TITLE: ATYPICAL EEG PATTERN OF ABSENCE STATUS EPILEPTICUS: A REPORT OF TWO CASES.
Abstract number :
3.096
Submission category :
3. Neurophysiology
Year :
2013
Submission ID :
1751033
Source :
www.aesnet.org
Presentation date :
12/7/2013 12:00:00 AM
Published date :
Dec 5, 2013, 06:00 AM
Authors :
N. Murr, C. Mysore, R. Zabad
Rationale: Absence status epilepticus (ASE) has been reported in patients with and without history of generalized epilepsy, with distinctive EEG patterns of generalized spike-and-wave activity. Patients usually present with altered mental status and non-specific symptoms that resolve after appropriate treatment with anti-epileptic drugs. We report 2 cases - one with Steroid Responsive Encephalopathy associated with Autoimmune Thyroiditis (SREAT) and the other with Secondary Progressive MS (SPMS) presenting with ASE and atypical EEG pattern.

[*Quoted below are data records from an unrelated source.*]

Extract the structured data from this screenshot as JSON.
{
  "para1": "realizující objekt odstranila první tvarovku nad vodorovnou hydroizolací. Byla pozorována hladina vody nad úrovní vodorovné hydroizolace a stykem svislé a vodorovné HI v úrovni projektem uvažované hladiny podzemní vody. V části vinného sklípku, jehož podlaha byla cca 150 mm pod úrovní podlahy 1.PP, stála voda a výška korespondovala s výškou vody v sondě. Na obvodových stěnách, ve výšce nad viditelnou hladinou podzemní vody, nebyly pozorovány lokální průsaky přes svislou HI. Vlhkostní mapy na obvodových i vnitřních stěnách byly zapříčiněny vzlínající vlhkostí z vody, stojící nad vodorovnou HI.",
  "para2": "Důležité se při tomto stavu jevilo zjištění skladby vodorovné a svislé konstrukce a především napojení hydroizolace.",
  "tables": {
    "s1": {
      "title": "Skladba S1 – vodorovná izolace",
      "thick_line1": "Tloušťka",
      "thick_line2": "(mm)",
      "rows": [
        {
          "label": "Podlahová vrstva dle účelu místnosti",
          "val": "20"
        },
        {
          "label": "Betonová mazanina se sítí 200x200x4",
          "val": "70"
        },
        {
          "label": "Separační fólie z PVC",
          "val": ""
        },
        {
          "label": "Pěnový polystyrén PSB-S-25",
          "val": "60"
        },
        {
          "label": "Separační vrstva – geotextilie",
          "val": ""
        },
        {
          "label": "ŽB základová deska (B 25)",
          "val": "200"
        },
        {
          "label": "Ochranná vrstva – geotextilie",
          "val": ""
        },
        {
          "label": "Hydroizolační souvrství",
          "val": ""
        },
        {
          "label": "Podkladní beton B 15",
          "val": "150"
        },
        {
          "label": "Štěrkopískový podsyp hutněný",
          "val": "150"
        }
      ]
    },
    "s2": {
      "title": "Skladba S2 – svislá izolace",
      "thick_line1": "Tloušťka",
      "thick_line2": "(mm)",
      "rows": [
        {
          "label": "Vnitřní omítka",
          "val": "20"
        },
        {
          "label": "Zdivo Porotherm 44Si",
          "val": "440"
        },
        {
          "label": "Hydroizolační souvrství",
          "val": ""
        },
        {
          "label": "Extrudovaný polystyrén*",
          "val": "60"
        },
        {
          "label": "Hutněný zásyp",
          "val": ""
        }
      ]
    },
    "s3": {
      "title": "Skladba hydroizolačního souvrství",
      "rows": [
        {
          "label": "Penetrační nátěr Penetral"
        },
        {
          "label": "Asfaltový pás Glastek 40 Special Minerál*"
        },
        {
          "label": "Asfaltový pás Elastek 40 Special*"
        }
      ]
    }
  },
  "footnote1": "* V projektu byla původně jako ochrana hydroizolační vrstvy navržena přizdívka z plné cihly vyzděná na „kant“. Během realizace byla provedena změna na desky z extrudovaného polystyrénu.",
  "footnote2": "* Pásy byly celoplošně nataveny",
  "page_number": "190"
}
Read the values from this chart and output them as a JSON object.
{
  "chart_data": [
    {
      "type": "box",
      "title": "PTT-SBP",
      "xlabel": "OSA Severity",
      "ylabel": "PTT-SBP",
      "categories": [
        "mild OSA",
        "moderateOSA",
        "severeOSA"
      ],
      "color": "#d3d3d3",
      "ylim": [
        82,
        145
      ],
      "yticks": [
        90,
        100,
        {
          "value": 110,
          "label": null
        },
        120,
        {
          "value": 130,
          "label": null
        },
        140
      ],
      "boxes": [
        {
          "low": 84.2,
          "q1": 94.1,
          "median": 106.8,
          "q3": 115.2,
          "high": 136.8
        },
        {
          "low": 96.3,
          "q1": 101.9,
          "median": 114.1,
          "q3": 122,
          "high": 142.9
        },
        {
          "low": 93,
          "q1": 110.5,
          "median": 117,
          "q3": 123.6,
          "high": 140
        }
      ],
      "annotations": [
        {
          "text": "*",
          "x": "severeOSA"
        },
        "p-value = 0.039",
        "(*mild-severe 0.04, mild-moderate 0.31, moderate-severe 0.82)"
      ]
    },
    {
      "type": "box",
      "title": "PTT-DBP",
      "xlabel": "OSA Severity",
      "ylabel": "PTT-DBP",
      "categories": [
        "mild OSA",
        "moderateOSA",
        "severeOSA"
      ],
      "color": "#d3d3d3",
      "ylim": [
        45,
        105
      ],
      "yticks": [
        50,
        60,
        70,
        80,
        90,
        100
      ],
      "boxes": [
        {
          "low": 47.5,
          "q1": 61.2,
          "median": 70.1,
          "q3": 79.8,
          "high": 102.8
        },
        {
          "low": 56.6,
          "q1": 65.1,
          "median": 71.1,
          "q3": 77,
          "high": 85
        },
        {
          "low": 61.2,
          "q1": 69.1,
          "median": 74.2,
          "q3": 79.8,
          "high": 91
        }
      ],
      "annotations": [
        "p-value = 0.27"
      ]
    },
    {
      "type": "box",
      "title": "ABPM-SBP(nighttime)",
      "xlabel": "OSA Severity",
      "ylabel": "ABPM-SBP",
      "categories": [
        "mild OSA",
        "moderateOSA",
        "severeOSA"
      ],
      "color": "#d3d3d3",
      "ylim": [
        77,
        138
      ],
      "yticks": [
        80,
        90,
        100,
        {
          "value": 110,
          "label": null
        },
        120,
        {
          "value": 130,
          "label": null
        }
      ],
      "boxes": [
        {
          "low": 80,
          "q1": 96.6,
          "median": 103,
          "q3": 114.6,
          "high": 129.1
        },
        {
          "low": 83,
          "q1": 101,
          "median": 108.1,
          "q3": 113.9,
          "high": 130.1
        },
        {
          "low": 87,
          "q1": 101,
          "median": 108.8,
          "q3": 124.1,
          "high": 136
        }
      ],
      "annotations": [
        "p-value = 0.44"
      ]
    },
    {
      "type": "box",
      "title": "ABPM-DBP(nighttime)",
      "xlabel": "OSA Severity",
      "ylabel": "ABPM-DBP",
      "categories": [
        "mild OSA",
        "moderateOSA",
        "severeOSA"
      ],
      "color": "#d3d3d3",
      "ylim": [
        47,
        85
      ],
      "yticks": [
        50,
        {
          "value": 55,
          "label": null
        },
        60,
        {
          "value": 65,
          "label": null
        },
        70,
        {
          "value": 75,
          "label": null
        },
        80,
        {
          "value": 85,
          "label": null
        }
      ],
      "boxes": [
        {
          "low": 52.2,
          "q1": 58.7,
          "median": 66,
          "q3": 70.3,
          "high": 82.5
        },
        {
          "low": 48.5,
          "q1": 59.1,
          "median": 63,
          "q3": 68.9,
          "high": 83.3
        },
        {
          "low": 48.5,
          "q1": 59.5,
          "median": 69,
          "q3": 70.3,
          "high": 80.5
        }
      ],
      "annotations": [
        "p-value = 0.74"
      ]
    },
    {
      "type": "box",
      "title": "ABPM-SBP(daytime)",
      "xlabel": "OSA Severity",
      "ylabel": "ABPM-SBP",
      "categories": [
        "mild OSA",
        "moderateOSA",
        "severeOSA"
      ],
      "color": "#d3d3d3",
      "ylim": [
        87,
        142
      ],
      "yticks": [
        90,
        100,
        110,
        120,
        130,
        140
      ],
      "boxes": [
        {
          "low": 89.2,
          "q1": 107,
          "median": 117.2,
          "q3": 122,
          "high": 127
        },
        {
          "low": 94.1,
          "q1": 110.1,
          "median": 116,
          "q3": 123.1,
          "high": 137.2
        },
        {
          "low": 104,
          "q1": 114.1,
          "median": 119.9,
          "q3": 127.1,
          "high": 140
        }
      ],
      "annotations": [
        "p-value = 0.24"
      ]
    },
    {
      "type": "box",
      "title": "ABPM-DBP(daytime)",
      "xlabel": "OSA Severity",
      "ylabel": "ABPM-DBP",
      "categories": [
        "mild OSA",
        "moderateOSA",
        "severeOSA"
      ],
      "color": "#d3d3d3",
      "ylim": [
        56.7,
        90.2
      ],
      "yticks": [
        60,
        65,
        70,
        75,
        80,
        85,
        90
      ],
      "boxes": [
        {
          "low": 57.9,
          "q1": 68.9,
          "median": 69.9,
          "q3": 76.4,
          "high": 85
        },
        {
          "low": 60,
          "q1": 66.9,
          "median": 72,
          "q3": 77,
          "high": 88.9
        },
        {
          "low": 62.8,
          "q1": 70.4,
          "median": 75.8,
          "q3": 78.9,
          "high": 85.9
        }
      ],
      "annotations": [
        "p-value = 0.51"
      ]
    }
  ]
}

Methods: 2 Case reports.Results: -Case 1: A 29-year-old man with a 2yr history of SREAT and Convulsive status epilepticus (CSE) was admitted for confusion, jerky limb movements and muscle twitches. On the day of admission, he was found to have elevated antithyroid antibodies and his EEG showed medium to high voltage generalized frontally predominant sharply contoured theta activity (Figure 1). His maintenance levetiracetam dose was increased from 1000 mg po bid to 2000 mg twice a day and valproic acid was added at a dose of 1000 mg po twice daily. He also received solumedrol 1000 mg IV daily for five days. A complete clinical and electrographic recovery occurred within 24 hours of treatment. -Case 2: A 42-year-old woman with history of SPMS was admitted for confusion and short-term memory loss. She had prior hospital admissions for similar symptoms and no clear etiology was found. On exam she was not oriented to person & place and also had word finding difficulty. CT brain was negative. Her EEG recorded a high voltage generalized sharply contoured theta activity (Figure 2). Atypical generalized absence status epilepticus was suspected. She was treated with levetiracetam 500 mg po bid and within 24hrs she was back to her normal self with normalization of the EEG activity. Conclusions: ASE may be associated with an atypical pattern of high voltage generalized frontally dominant sharp theta activity, without clear spike-and-wave activity Prompt clinical and electrographic recovery follows treatment with antiepileptic drugs appropriate for generalized absence.